Higher gold costs continued to feed into inflation. Gold jewellery prices soared 76.6% in February from a year ago, roughly the same as in the previous month.

China’s government kept this year’s consumer inflation target at 2% — though it’s viewed as a ceiling more than a goal — after trimming it last year to acknowledge deflationary pressures. Consumer prices were flat in 2025, marking the weakest inflation since 2009.

Top leaders last week issued their strongest pledge yet to end deflation, with a vow to “steer general price levels back into positive territory” this year.

While the focus of policymakers is shifting, the steps taken so far have been relatively measured. Since July, Beijing has tried to curb excessive competition within industries while at the same time making sure jobs are protected.

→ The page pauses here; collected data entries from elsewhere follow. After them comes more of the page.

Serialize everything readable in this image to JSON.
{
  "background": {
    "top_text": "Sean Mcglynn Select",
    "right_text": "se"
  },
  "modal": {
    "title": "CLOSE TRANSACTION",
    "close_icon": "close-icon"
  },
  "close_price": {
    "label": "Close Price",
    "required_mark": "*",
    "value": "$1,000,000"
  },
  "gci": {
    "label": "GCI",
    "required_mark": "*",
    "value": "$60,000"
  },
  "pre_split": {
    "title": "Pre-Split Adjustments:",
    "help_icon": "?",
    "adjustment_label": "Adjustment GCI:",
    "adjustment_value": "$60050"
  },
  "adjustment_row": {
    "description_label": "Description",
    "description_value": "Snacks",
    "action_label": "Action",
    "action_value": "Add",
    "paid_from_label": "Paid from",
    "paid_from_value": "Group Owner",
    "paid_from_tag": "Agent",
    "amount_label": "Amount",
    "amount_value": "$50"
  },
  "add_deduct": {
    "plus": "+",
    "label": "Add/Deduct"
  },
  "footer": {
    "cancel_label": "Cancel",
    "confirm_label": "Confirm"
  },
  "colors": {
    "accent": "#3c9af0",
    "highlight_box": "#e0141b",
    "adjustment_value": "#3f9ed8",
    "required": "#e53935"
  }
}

The government is intensifying efforts to rein in a glut in production. Economic planners singled out steelmaking and oil refining at the opening of the national legislative session on Thursday with promises of orderly reductions in capacity.

Dong said higher global non-ferrous metal and crude oil prices drove month-on-month increases in costs across several industries, including gas and petroleum extraction.

A government campaign against excessive competition, dubbed “anti-involution,” also began to bear results, Dong added, with lithium-ion battery prices rising 0.2% — their first year-on-year increases after 33 months of declines.

“CPI inflation recovered last month, thanks to temporary factors such as an easing of oil price deflation and volatility in food and tourism prices around Lunar New Year,” Zichun Huang, a China economist at Capital Economics, said in a note. “Tensions in the Middle East will push inflation higher for as long as global energy prices remain elevated.”